5. De Inspecteur heeft blijkens 's Hofs uitspraak, onder IV, blz. 2, aangevoerd:

‘’De leegstand is slechts tijdelijk.’’

c. Bedrijfswaarde van een ter exploitatie aangekocht goed.

1. Art. 10, tweede lid, Besluit op de Inkomstenbelasting 1941, oorspronkelijke tekst, hield in:

‘’De activa worden ten minste op de werkelijke aanschaffings- of voortbrengingskosten gewaardeerd. ... Waardeering op een lager bedrag ... is slechts geoorloofd, voor zoover ... de bedrijfswaarde van het voorwerp der waardeering aantoonbaar lager is. Onder bedrijfswaarde wordt verstaan de waarde, welke een verkrijger, bij overneming van het gehele bedrijf ..., zou toekennen aan het afzonderlijke activum, indien hij zou uitgaan van de overnemingswaarde van het geheel en voornemens zou zijn, de uitoefening van het bedrijf ... voort te zetten’’.

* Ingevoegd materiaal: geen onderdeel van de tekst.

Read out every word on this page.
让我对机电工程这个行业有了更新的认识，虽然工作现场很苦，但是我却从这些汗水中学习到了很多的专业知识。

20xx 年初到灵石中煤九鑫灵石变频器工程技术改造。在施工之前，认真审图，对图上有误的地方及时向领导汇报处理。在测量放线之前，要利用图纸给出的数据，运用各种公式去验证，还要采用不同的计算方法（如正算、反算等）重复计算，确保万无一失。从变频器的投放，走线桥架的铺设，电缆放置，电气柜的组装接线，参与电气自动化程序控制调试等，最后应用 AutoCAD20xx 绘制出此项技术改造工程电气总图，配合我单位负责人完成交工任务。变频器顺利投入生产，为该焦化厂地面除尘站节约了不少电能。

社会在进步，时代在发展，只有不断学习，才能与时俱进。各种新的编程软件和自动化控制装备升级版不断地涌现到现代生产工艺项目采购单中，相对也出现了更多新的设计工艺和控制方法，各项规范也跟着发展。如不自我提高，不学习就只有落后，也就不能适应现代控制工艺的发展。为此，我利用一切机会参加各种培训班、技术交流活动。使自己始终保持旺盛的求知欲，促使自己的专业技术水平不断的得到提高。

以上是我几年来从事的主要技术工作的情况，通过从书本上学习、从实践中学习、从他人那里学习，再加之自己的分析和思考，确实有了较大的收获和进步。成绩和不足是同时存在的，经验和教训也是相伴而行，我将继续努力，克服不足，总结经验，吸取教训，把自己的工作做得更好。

2. In mijn conclusie voor HR 24 september 1975, BNB 1976/184 met noot H.J. Hofstra, vermeldde ik gegevens en beschouwingen over dit begrip, in het bijzonder met het oog op de mogelijkheid dat de bedrijfswaarde onder de kostprijs daalt. Ik citeer:

‘’De bedrijfswaarde kan reeds aanstonds lager zijn dan de kostprijs. Dit zal zich met name voordoen, indien de kopende ondernemer bij de bepaling van zijn bod een beoordelingsfout heeft gemaakt, die bij de ingebruikneming van de verworven zaak aan het licht treedt: een ''miskoop''. In dat geval kan de zaak onmiddellijk te boek gesteld worden voor de lagere bedrijfswaarde ... en komt het verlies ten laste van de belastbare winst over het eerste jaar. ... De ondernemer die voor zijn bedrijfsuitoefening het activum wil verwerven, zal niet meer dan de bedrijfswaarde bieden. ... In de regel zal dan ook de bedrijfswaarde van een aangekochte zaak niet lager zijn dan de kostprijs’’.

HR 29 maart 1961, BNB 1961/146, betrof een aankoop van grond, bestemd tot speeltuin voor kinderen van personeel en andere omwonenden. Uw Raad overwoog,

‘’dat het Hof heeft overwogen, dat het vermoeden gewettigd is, dat de bedrijfswaarde van het ... terrein op 31 December 1955 gelijk was aan het bedrag van de aanschaffingskosten en dat belanghebbende dit vermoeden niet heeft weten te ontzenuwen; dat deze beslissing als zijnde van feitelijke aard, in cassatie niet op haar juistheid kan worden getoetst; ... dat het Hof heeft overwogen, dat niet ... op 31 December 1955 moest worden gevreesd, dat de aanwending van het terrein ... in mindere mate aan het bedrijf ten goede zou komen dan bij de aanschaffing was verwacht; dat ter bepaling van de bedrijfswaarde op genoemden datum deze overweging in 's hofs gedachtengang geenszins irrelevant was’’.

Vergelijk voorts de jurisprudentie en literatuur, vermeld in Fiscale encyclopedie de Vakstudie, deel 2, art. 9 Wet op de inkomstenbelasting 1964, aant. 93, alsmede HR 18 mei 1977, BNB 1977/250 met noot G. Slot; Hof Arnhem 10 oktober 1972, BNB 1973/196; mijn conclusie voor HR 14 juni 1978, BNB 1979/181 met noot Slot.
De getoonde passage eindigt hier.